Este ano, em Agosto passámos 15 dias perto da mãe. Tem 86 anos, uma demência instalada e pensar que podem ser os seus últimos Verões faz-me correr para junto dela para que se sinta acompanhada, para que o calor da família seja um doce, um presente. Um bombom, uma taça de arroz doce, uma carícia e o sorriso dela. Foram assim os meus dias. De manhã e à tarde passava umas horas com ela e revivíamos os tempos muito antigos que só nós as duas conhecíamos. Só eu e os meus irmãos podemos fazer com ela as conversas do antigamente. Podemos trazer para o presente os pormenores das ameixas rainhas cláudias que já estão maduras, as escavaterras que comem as plantas, a horta que está bonita e viçosa, a madrinha que está bem disposta e o pai dela que não pode ir visitá-la porque a profissão o não permite com a chegada do outono e o aumento do trabalho. Só nós podemos falar da roupa lavada no tanque de granito e do seu estender na seara cortada, curtida pelo sol. Só nós podemos fazê-la rir com as histórias que aconteceram há 50 anos!!
As ameixas já não existem, a horta transformou-se em relvado, a madrinha faleceu quando eu tinha dois anos, o avô faleceu quando eu tinha seis anos e a máquina de lavar fez com que as ervas tapassem, quase na totalidade, o tanque da lavagem.
Sair dali ao pôr do sol e voltar ao presente, à necessidade de jantar, estudar, fazer projectos tornou-se muito cansativo e desgastante.
Viver duas vidas, uma real (será?) e outra que, apesar de vivida por nós como família, já não existe!
Este reviver levou-me à infância, ao tempo em que tudo era possível, em que pai e mãe eram as nossas referências e contávamos com eles para tudo. Levou-me aos risos sobre as desgraças, ao optimismo do meu pai, aos dias de neve e de Inverno que me moldaram o ser.
Agora, somos só os três irmãos e a mãe de quem temos de cuidar.
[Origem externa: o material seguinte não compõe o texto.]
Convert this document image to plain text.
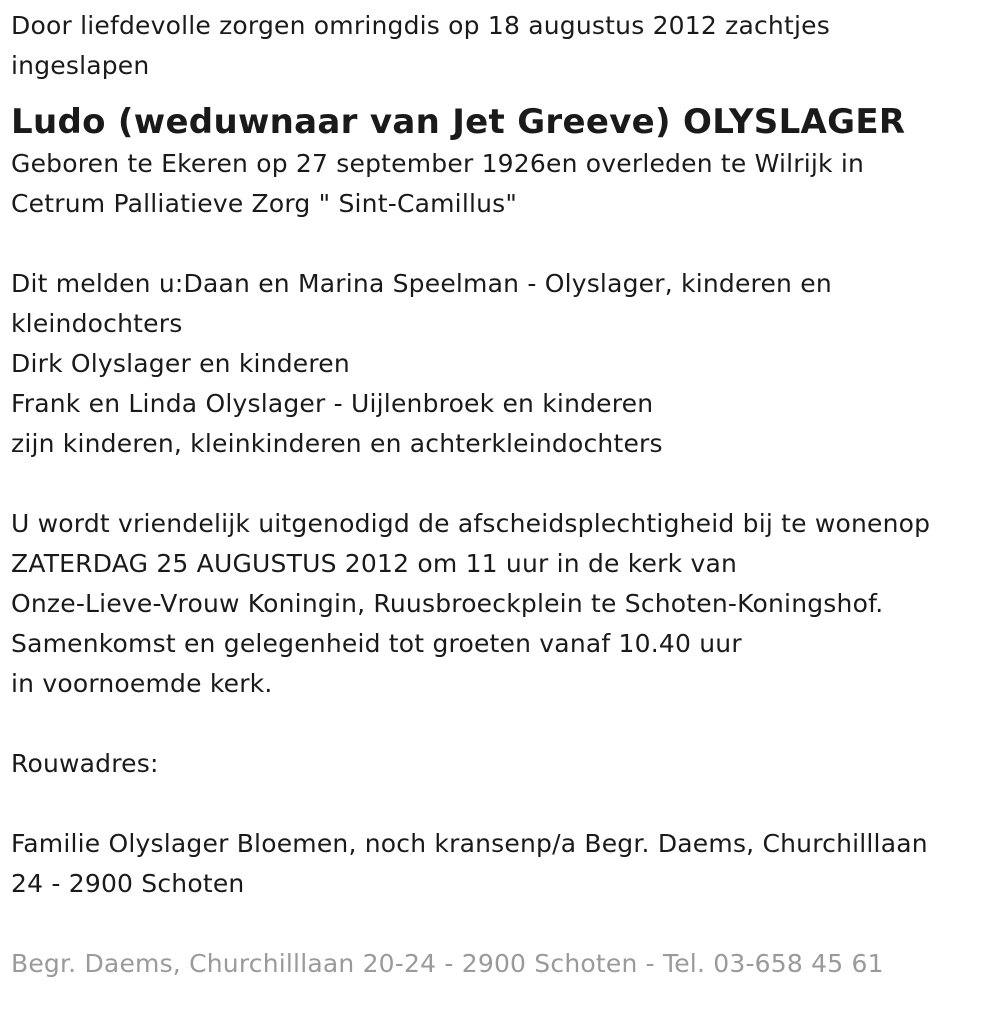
Door liefdevolle zorgen omringdis op 18 augustus 2012 zachtjes
ingeslapen
Ludo (weduwnaar van Jet Greeve) OLYSLAGER
Geboren te Ekeren op 27 september 1926en overleden te Wilrijk in
Cetrum Palliatieve Zorg " Sint-Camillus"
Dit melden u:Daan en Marina Speelman - Olyslager, kinderen en
kleindochters
Dirk Olyslager en kinderen
Frank en Linda Olyslager - Uijlenbroek en kinderen
zijn kinderen, kleinkinderen en achterkleindochters
U wordt vriendelijk uitgenodigd de afscheidsplechtigheid bij te wonenop
ZATERDAG 25 AUGUSTUS 2012 om 11 uur in de kerk van
Onze-Lieve-Vrouw Koningin, Ruusbroeckplein te Schoten-Koningshof.
Samenkomst en gelegenheid tot groeten vanaf 10.40 uur
in voornoemde kerk.
Rouwadres:
Familie Olyslager Bloemen, noch kransenp/a Begr. Daems, Churchilllaan
24 - 2900 Schoten
Begr. Daems, Churchilllaan 20-24 - 2900 Schoten - Tel. 03-658 45 61
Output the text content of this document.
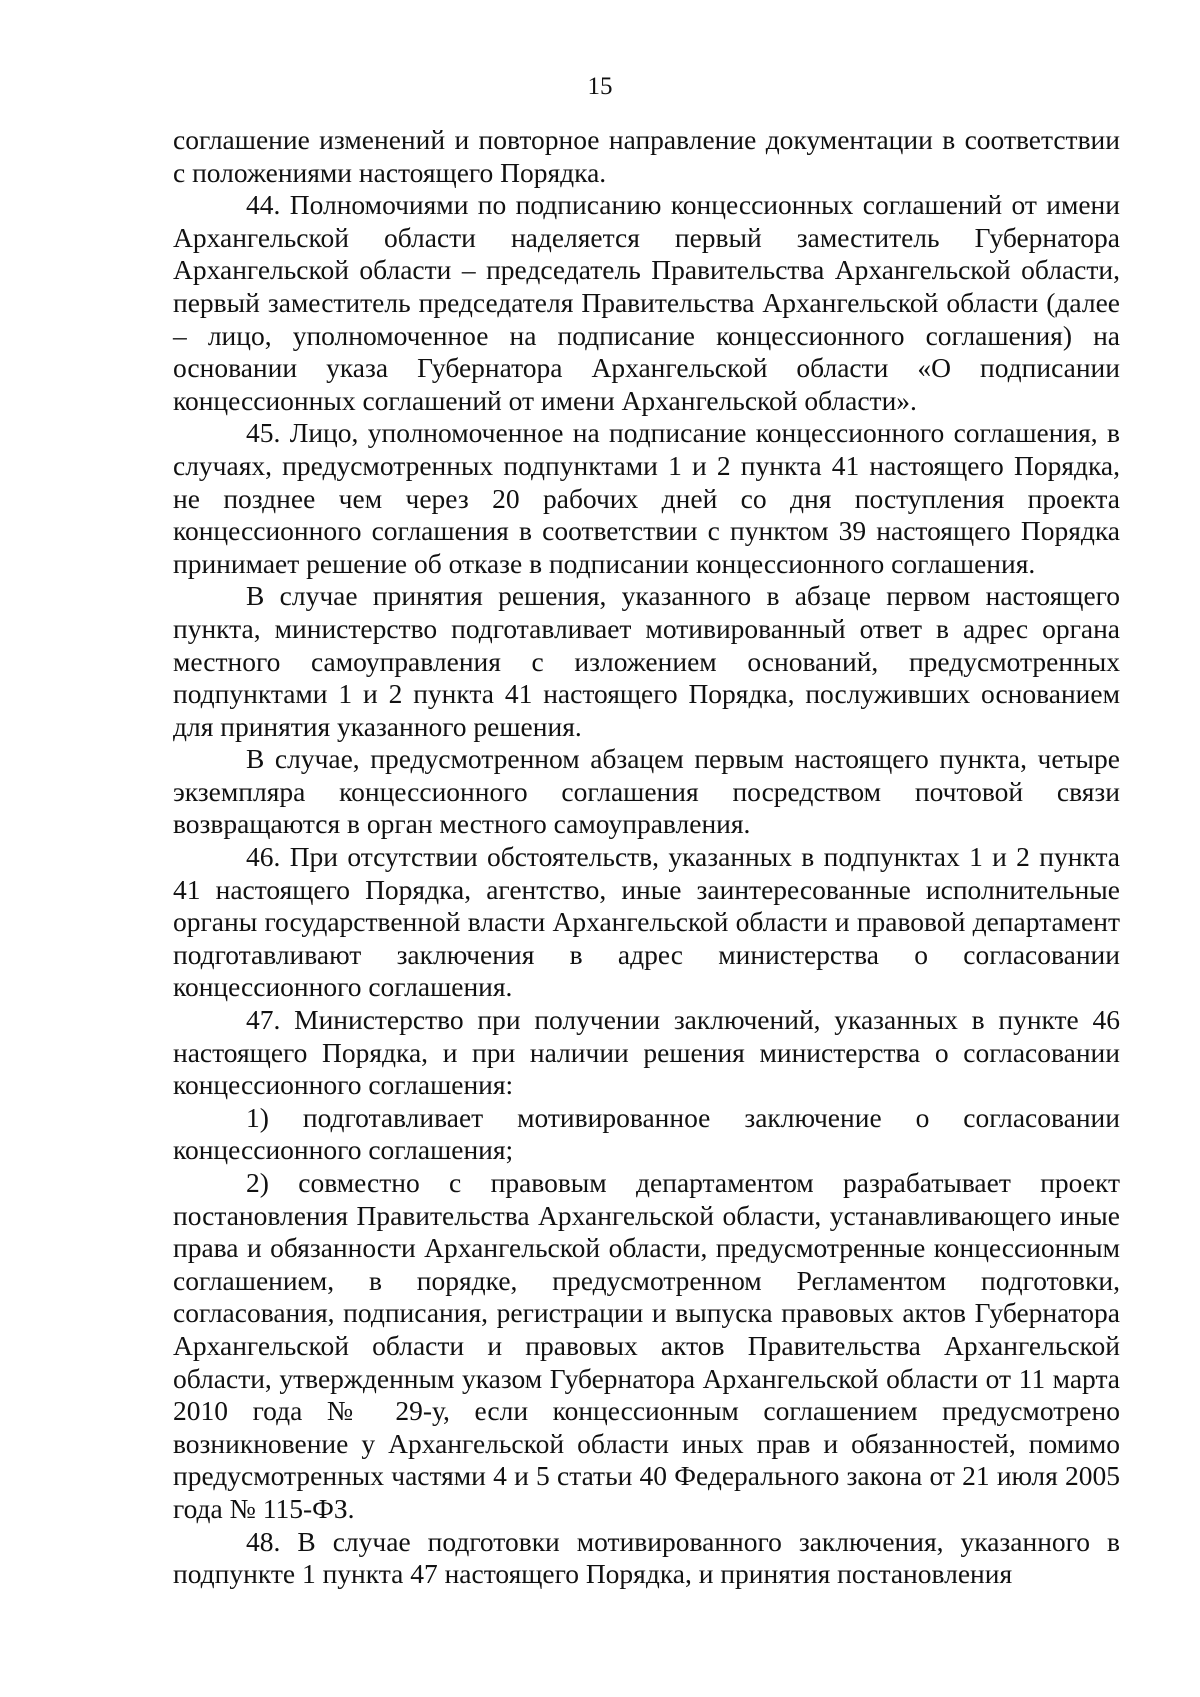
15

соглашение изменений и повторное направление документации в соответствии с положениями настоящего Порядка.

44. Полномочиями по подписанию концессионных соглашений от имени Архангельской области наделяется первый заместитель Губернатора Архангельской области – председатель Правительства Архангельской области, первый заместитель председателя Правительства Архангельской области (далее – лицо, уполномоченное на подписание концессионного соглашения) на основании указа Губернатора Архангельской области «О подписании концессионных соглашений от имени Архангельской области».

45. Лицо, уполномоченное на подписание концессионного соглашения, в случаях, предусмотренных подпунктами 1 и 2 пункта 41 настоящего Порядка, не позднее чем через 20 рабочих дней со дня поступления проекта концессионного соглашения в соответствии с пунктом 39 настоящего Порядка принимает решение об отказе в подписании концессионного соглашения.

В случае принятия решения, указанного в абзаце первом настоящего пункта, министерство подготавливает мотивированный ответ в адрес органа местного самоуправления с изложением оснований, предусмотренных подпунктами 1 и 2 пункта 41 настоящего Порядка, послуживших основанием для принятия указанного решения.

В случае, предусмотренном абзацем первым настоящего пункта, четыре экземпляра концессионного соглашения посредством почтовой связи возвращаются в орган местного самоуправления.

46. При отсутствии обстоятельств, указанных в подпунктах 1 и 2 пункта 41 настоящего Порядка, агентство, иные заинтересованные исполнительные органы государственной власти Архангельской области и правовой департамент подготавливают заключения в адрес министерства о согласовании концессионного соглашения.

47. Министерство при получении заключений, указанных в пункте 46 настоящего Порядка, и при наличии решения министерства о согласовании концессионного соглашения:

1) подготавливает мотивированное заключение о согласовании концессионного соглашения;

2) совместно с правовым департаментом разрабатывает проект постановления Правительства Архангельской области, устанавливающего иные права и обязанности Архангельской области, предусмотренные концессионным соглашением, в порядке, предусмотренном Регламентом подготовки, согласования, подписания, регистрации и выпуска правовых актов Губернатора Архангельской области и правовых актов Правительства Архангельской области, утвержденным указом Губернатора Архангельской области от 11 марта 2010 года № 29-у, если концессионным соглашением предусмотрено возникновение у Архангельской области иных прав и обязанностей, помимо предусмотренных частями 4 и 5 статьи 40 Федерального закона от 21 июля 2005 года № 115-ФЗ.

48. В случае подготовки мотивированного заключения, указанного в подпункте 1 пункта 47 настоящего Порядка, и принятия постановления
A mãe que me chama irmã mas que quando se ri para mim ainda sinto que me reconhece o ser, o que sou, o que penso e quanto a amo.
Eu sabia que vivia dias que iriam deixar uma marca em mim!! E deixaram!
Penso no sentido da vida, no tempo que passa e não volta, na necessidade de estreitar com toda a força os laços que nos unem porque só eles serão capazes de servir de fio condutor ao amor escondido atrás de uma demência que nos rouba, em cada dia, um pedacinho de quem amamos.